– Mira abuela, ¿ves cómo sufre? La abuela le preguntó:
– ¿Qué es lo que sufre?
– ¿No lo ves? Lo traigo en mis manos y está herido, me gustaría curarlo.
– No, no lo veo, ¿de dónde está herido?
– De una de sus alas.
La abuela extendió las manos y Malinalli depositó en ellas la pequeña ave.
Para Malinalli fue toda una sorpresa darse cuenta de que su abuela trataba de descubrir a tientas el daño en el ala del pájaro.
– Citli, ¿cómo es que viéndolo todo, no ves nada? Si tus ojos no ven los colores, no ven mis ojos, no ven mi cara, no ven mis códices, ¿qué es lo que ven?
La abuela le contestó:
– Yo veo lo que está atrás de las cosas. No puedo ver tu cara, pero sé que eres hermosa; no puedo ver tu exterior, pero puedo percibir tu alma. Nunca he visto tus códices, pero los he visto a través de tus palabras. Puedo ver todas las cosas en las que creo. Puedo mirar el porqué estamos aquí y adonde iremos cuando dejemos de jugar.

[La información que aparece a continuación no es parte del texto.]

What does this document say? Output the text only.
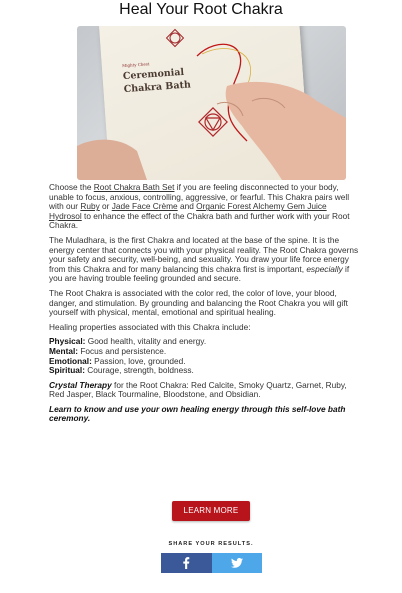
Heal Your Root Chakra
Mighty Chest
Ceremonial
Chakra Bath

Choose the Root Chakra Bath Set if you are feeling disconnected to your body, unable to focus, anxious, controlling, aggressive, or fearful. This Chakra pairs well with our Ruby or Jade Face Crème and Organic Forest Alchemy Gem Juice Hydrosol to enhance the effect of the Chakra bath and further work with your Root Chakra.

The Muladhara, is the first Chakra and located at the base of the spine. It is the energy center that connects you with your physical reality. The Root Chakra governs your safety and security, well-being, and sexuality. You draw your life force energy from this Chakra and for many balancing this chakra first is important, especially if you are having trouble feeling grounded and secure.

The Root Chakra is associated with the color red, the color of love, your blood, danger, and stimulation. By grounding and balancing the Root Chakra you will gift yourself with physical, mental, emotional and spiritual healing.

Healing properties associated with this Chakra include:

Physical: Good health, vitality and energy.
Mental: Focus and persistence.
Emotional: Passion, love, grounded.
Spiritual: Courage, strength, boldness.

Crystal Therapy for the Root Chakra: Red Calcite, Smoky Quartz, Garnet, Ruby, Red Jasper, Black Tourmaline, Bloodstone, and Obsidian.

Learn to know and use your own healing energy through this self-love bath ceremony.

LEARN MORE
SHARE YOUR RESULTS.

Malinalli empezó a llorar en silencio y su abuela le preguntó:
– ¿Porqué lloras?
– Lloro porque veo que no necesitas los ojos para mirar ni para ser feliz -le respondió-, y lloro porque te quiero y no quiero que te vayas.
La abuela, con ternura, la tomó entre sus brazos y le dijo:
– Nunca me iré de ti. Cada vez que veas un ave volar, ahí estaré yo. En la forma de los árboles, ahí estaré yo. En las montañas, en los volcanes, en la milpa, estaré yo. Y, sobre todas las cosas, cada vez que llueva estaré cerca de ti. En la lluvia siempre estaremos juntas. Y no te preocupes por mí, yo me quedé ciega porque me molestaba que las formas me confundieran y no me dejaran ver su esencia. Yo me quedé ciega para regresar a la verdad. Fue una decisión mía y estoy feliz de ver lo que ahora veo.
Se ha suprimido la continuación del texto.